According to SAS, while hurdles including data preparation capabilities are key to facilitating the adoption of new data tools, other factors are at play that are less easily addressed.
“Even organizations that are strong in these areas say that they see significant challenges with things like innovation, creativity and leadership,” the company found in a survey conducted in conjunction with IIA for their 2016 IIA and SAS Business Intelligence and Analytics Capabilities Report. “Without a strong vision and buy-in at the executive level, resulting initiatives will naturally fail or underperform.”
Inciting a change in corporate culture to an environment that embraces innovative technology is certainly no easy feat, but the latest analysis from SAS is urging companies to push forward with these efforts, because while there is a cost to integrating disruptive technologies, the cost of remaining stagnant could be higher.
In a new paper authored by Thomas H. Davenport, a data analytics industry advisor and educator, SAS and Deloitte warn against “preserving the status quo.” When it comes to data analytics technologies, failure to upgrade and update systems can hit a company hard.
“Not taking advantage of these analytics modernization opportunities has some substantial implications,” Davenport wrote. “If you don’t modernize your analytics, they’re likely taking too long to run, are not sufficiently visual, they cost too much to operate, require too much expertise to use and so forth.”
He highlighted several case studies that show what he described as “dramatic benefits” these companies realized through data technology modernization. One telecommunications company, he said, saw revenue collections increase by $2 million a month as a result of updating various analytics solutions around collections and customer billing management.
In another case, noted Davenport, one bank in the U.S. deployed data analytics technologies that could aid with faster credit decision-making.
Earlier SAS research found that companies are well aware that updating data technology will be beneficial. In its survey, the majority of mid-market and enterprise firms surveyed (57 percent) said business intelligence is critical to their companies and that their use of sophisticated technologies will increase this year. Sixty percent said they have already experienced benefits from their data analytics and business intelligence tools.
Modernizing existing systems no doubt has its benefits, but taking the first steps of the process are some of the most difficult. Davenport outlined five steps the enterprise can take to begin: assess technical and human capabilities, generate a proof of concept for new technologies, redesign the work press, address relationships between the enterprise and IT and measure outcomes.
SAS isn’t the first to draw conclusions about the difficulty companies face when trying to upgrade technologies. Research released last month from Forbes and EY Global similarly found that corporate culture often stands in the way of adopting better analytics tools, with executives’ intuition often trumping cold, hard data when a company explores whether to adopt a new tool. Just 35 percent of respondents to their survey said their company has “well established” data and analytics groups within the enterprise.

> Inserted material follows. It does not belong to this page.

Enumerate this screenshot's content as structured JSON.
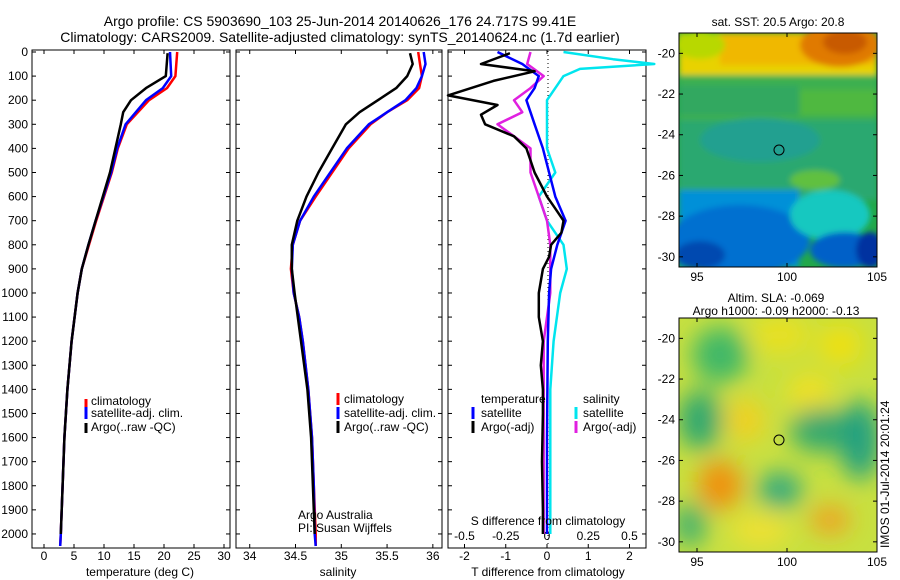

According to Davenport, though, businesses must work to overcome the hurdle of its own inability to enact change.
“There is little doubt that we are in the age of analytics, and strong analytical capabilities demand modern analytics technologies,” Davenport concluded. “Those companies that have invested in new technologies have achieved great results. I know of few types of investments that will yield greater returns than well-targeted analytical modernization programs.”